В пять она вносила свежие плюшки
И молочник с перламутровым отражением,
У ней шоколадом пахли волосы на макушке
И родинка на щека — апельсиновым джемом.
А он пытался делать вид, что тверд,
(Она всегда приходила в пять.
Вместе с боем часов. Динь в динь).
Она говорила: Oh yes, milord…
И он никогда не мог понять —
Он лорд ее или так, господин.
Она всегда оставалась стоять,
Наливала бергамотовый чай —
Кто слышал, чтоб баргамот так пах?
You are the apple of my eye —
Он шутил. И она никогда не могла понять —
С ней или с отражением в своих глазах.
А когда исчезала, и ему оставался лишь чай,
Он твердил в раздумье пока не пробило шесть:
My-riad, my-opic, my-algia, my-stery, myth…

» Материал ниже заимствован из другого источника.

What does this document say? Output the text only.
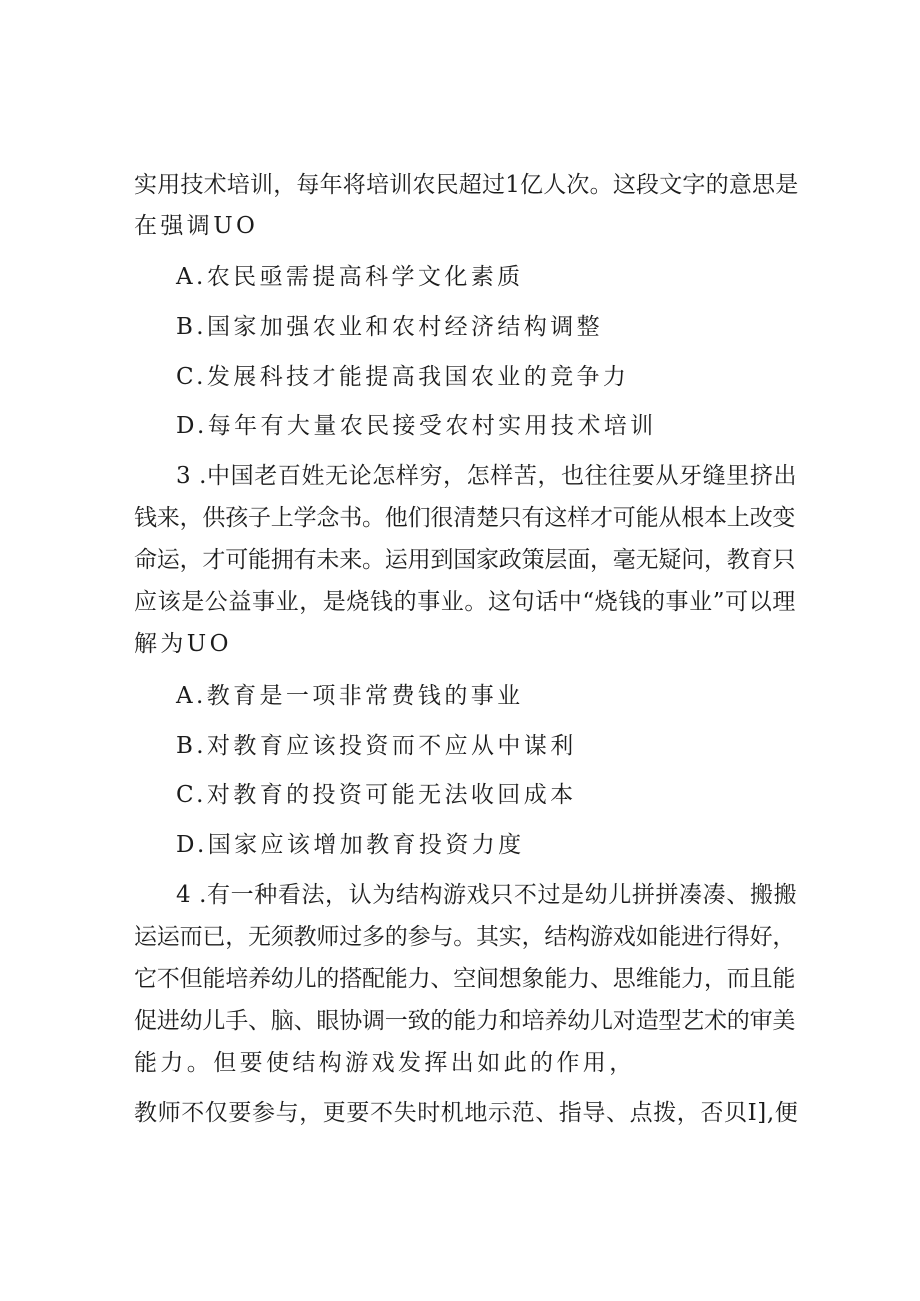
实用技术培训，每年将培训农民超过1亿人次。这段文字的意思是
在强调UO
A.农民亟需提高科学文化素质
B.国家加强农业和农村经济结构调整
C.发展科技才能提高我国农业的竞争力
D.每年有大量农民接受农村实用技术培训
3 .中国老百姓无论怎样穷，怎样苦，也往往要从牙缝里挤出
钱来，供孩子上学念书。他们很清楚只有这样才可能从根本上改变
命运，才可能拥有未来。运用到国家政策层面，毫无疑问，教育只
应该是公益事业，是烧钱的事业。这句话中“烧钱的事业”可以理
解为UO
A.教育是一项非常费钱的事业
B.对教育应该投资而不应从中谋利
C.对教育的投资可能无法收回成本
D.国家应该增加教育投资力度
4 .有一种看法，认为结构游戏只不过是幼儿拼拼凑凑、搬搬
运运而已，无须教师过多的参与。其实，结构游戏如能进行得好，
它不但能培养幼儿的搭配能力、空间想象能力、思维能力，而且能
促进幼儿手、脑、眼协调一致的能力和培养幼儿对造型艺术的审美
能力。但要使结构游戏发挥出如此的作用，
教师不仅要参与，更要不失时机地示范、指导、点拨，否贝I],便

Морщился, будто трогая флюс:
Сколько у ней сообщников,
Не разглядеть, не вутерпеть, не разгадать, не счесть.
Пренья в обеих Палатах. Даунинг-стрит…
Он узнал о ней, как о политике, все.
Даже про тетушку. Кажется в графстве Кент.
И фотографию деда с сеттером и ружьем.
И думал: еще лет двадцать, затем артрит,
А ее руки по-прежнему будут пахнуть дождем.
Зимой он уехал на континент -
От французов услышишь, к счастью,
Там стрижка a la garson
Не цепляют за память, будто чертополох.
А когда он услышал,
Ему показалось, что он ослеп и оглох.
У портовой кассы боевой он насвистывал марш,
Про себя раздавал приказы дымным трубам и парусам.
Он в тот день так спешил скорей пересечь Ламанш,
Будто думал и правда успеет к пяти часам.
И весь путь измеряя
Он, кусая губы, твердил раздраженно: "Трус!"
Он спервые узнал, какой дождь бывает на вкус.